1. In section 2.4, further explanation is needed to explain why biofilm growth was selected for 24 and 48 hours. At this stage, dispersion might be dominant, which can make it hard to quantify the amount of biofilm formed by using crystal violet staining.
Author Response
Comments and Suggestions for Authors
This work synthesized a serum-stable version of the peptide WMR (WMR-4), which was able to eradicate both mono and dual-species biofilms of C. albicans, S. maltophilia, and A. xylosoxidans. I find this manuscript important for future antibacterial research and the treatment of cystic fibrosis. The topic falls within the scope of the IJMS journal. I recommend acceptance once one minor comment below is addressed.
In section 2.4, further explanation is needed to explain why biofilm growth was selected for 24 and 48 hours. At this stage, dispersion might be dominant, which can make it hard to quantify the amount of biofilm formed by using crystal violet staining.

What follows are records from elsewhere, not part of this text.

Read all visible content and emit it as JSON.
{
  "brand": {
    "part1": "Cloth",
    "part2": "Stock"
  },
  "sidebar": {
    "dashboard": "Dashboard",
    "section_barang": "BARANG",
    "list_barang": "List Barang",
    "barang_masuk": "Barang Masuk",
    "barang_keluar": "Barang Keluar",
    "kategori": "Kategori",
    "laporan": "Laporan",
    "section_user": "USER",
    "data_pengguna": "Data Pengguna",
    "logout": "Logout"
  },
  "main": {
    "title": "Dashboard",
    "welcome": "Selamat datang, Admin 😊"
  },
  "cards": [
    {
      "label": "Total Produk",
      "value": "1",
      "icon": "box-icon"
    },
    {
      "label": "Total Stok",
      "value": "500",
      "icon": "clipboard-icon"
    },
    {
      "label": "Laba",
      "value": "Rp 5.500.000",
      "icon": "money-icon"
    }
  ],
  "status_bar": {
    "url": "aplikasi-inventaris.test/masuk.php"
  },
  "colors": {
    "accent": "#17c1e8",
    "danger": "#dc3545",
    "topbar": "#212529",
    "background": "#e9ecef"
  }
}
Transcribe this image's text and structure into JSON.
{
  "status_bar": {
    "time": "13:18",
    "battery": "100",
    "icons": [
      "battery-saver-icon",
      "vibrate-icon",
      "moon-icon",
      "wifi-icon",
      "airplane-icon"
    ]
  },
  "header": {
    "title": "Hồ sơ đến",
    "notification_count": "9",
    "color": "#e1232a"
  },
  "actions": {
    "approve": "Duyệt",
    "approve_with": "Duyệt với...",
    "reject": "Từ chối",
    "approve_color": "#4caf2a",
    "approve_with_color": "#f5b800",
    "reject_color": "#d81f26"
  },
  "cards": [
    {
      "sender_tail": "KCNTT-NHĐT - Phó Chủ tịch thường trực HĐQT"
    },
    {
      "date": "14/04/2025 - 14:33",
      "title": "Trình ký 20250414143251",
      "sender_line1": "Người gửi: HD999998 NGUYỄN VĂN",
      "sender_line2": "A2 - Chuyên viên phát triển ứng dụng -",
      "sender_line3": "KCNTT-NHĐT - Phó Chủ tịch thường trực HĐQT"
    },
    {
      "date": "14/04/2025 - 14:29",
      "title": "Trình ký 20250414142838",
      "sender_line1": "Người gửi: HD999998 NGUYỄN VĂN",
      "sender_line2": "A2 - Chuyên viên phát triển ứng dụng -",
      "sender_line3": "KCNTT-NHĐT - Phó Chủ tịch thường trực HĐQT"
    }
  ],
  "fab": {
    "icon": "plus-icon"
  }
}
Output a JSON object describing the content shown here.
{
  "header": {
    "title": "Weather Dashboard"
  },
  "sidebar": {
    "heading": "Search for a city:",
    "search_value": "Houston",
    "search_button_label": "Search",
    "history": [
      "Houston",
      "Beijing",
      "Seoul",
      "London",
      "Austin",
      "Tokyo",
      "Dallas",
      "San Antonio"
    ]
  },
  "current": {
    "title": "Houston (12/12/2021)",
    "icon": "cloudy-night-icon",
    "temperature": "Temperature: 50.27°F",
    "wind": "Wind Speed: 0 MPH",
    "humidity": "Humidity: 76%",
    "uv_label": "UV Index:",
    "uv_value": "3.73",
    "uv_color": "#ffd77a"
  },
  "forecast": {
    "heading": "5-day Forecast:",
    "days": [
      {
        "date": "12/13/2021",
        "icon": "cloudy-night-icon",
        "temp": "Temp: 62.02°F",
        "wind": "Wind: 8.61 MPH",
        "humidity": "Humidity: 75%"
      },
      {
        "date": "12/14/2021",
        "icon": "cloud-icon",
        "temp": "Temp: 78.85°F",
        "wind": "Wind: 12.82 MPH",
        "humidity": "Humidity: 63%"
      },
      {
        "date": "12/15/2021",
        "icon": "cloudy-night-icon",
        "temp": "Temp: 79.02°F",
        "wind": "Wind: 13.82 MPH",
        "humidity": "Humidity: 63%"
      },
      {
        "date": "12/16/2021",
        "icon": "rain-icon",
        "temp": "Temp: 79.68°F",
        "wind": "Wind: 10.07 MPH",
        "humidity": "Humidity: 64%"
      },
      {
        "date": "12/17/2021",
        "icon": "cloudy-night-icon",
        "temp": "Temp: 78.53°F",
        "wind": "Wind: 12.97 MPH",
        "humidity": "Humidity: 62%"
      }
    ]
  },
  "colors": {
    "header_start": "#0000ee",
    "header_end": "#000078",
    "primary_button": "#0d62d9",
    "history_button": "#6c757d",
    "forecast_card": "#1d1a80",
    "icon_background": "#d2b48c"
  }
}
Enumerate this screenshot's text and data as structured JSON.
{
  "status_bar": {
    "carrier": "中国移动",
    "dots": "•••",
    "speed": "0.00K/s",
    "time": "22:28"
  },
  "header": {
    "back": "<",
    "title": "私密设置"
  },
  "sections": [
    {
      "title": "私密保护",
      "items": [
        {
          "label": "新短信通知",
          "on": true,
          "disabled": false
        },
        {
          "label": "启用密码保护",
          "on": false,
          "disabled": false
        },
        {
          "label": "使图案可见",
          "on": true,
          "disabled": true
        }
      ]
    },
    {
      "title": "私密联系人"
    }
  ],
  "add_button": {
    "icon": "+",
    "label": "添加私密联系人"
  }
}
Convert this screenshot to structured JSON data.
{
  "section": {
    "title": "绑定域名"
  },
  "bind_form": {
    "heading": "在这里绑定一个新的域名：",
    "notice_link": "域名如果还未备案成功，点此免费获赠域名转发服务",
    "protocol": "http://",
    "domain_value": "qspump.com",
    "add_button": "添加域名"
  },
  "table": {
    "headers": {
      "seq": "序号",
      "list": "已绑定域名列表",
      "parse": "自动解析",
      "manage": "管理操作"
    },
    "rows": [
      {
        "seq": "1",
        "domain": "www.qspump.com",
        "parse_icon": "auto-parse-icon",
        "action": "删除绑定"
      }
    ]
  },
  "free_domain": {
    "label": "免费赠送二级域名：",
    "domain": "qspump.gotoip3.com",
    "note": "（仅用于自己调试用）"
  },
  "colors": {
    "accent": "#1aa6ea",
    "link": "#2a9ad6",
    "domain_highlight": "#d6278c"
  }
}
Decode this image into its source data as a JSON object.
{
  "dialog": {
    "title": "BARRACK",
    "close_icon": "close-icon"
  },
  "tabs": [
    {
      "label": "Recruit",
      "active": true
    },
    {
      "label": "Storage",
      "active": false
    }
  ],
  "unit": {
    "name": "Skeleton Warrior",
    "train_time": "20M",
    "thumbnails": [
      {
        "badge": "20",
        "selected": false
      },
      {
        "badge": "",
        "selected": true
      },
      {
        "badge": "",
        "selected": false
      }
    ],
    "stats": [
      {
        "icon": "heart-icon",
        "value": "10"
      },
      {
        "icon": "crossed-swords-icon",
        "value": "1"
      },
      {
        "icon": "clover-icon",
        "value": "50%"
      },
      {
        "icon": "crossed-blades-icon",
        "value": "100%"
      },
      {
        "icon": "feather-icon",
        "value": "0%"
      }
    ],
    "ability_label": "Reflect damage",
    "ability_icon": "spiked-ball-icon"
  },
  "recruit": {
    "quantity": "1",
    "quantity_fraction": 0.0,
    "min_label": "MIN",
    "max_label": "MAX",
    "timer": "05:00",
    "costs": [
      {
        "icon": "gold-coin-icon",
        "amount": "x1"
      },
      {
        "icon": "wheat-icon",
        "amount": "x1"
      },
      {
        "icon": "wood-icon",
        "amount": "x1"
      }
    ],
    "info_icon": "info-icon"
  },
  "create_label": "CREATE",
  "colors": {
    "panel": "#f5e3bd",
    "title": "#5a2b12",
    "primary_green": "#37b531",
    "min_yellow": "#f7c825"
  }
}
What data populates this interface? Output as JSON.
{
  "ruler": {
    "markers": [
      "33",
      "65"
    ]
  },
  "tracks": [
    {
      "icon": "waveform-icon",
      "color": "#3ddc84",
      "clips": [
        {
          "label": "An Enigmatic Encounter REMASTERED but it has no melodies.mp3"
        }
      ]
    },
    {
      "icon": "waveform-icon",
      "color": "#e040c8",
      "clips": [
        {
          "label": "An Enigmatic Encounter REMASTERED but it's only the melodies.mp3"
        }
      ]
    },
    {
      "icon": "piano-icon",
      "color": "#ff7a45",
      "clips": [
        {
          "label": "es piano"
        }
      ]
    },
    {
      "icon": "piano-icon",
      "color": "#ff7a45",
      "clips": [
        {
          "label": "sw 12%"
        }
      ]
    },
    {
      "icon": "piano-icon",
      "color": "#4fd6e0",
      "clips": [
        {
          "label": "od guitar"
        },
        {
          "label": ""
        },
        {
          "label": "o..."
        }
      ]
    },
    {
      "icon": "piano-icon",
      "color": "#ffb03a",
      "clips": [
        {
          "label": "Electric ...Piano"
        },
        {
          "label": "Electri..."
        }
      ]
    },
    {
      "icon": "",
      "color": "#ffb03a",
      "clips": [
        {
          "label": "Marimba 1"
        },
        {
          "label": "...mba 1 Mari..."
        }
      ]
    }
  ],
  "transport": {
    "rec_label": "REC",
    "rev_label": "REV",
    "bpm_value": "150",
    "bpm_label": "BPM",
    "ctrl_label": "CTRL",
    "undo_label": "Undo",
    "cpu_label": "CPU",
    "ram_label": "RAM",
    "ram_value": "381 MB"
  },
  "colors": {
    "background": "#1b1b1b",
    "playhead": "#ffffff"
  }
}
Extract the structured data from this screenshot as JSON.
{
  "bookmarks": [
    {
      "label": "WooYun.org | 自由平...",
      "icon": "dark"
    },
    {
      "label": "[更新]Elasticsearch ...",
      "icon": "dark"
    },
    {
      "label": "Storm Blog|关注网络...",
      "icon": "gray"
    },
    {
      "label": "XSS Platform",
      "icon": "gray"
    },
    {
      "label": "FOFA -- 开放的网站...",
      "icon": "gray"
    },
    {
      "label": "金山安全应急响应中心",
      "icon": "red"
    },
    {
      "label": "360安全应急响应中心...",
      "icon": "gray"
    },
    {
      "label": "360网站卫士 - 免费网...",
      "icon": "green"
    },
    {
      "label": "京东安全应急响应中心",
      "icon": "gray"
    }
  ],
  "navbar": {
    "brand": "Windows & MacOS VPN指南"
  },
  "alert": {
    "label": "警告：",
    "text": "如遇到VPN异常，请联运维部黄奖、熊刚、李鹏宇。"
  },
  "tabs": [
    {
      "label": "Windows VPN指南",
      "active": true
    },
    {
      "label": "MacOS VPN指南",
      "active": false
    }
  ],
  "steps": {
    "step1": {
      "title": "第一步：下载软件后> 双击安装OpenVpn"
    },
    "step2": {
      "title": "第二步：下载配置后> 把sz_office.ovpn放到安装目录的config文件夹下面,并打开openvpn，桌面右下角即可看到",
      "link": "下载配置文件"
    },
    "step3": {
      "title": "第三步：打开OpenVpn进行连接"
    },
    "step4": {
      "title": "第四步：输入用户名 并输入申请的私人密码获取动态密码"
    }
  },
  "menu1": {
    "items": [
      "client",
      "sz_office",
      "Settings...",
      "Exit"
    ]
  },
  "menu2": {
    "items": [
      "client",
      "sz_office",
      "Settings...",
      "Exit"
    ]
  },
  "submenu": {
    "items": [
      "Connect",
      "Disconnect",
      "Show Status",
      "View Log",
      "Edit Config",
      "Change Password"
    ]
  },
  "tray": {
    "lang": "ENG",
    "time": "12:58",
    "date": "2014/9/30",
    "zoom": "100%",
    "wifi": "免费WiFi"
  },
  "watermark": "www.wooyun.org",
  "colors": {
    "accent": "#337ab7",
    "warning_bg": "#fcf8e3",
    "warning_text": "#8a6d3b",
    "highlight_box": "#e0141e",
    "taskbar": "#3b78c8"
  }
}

Reply: We thank the reviewer for his/her comment. Considering the different time of growing of the three microorganism, we would like to show also a characterization of mature biofilms, even if, as noticed by reviewer, it is hard to quantify the mount of biofilm formed by CV, we count CFUs in order to have the vital biomass also at 48 h.
Round 2
Reviewer 1 Report
Bellavita et al. have made improvement to their manuscript entitled "Myxinidin-derived peptide against biofilms caused by cystic fibrosis emerging pathogens".
While some questions still remain regarding the effect of their peptide against human membrane models, human lung cell toxicity, etc., I am sure that they will answer these in their future research.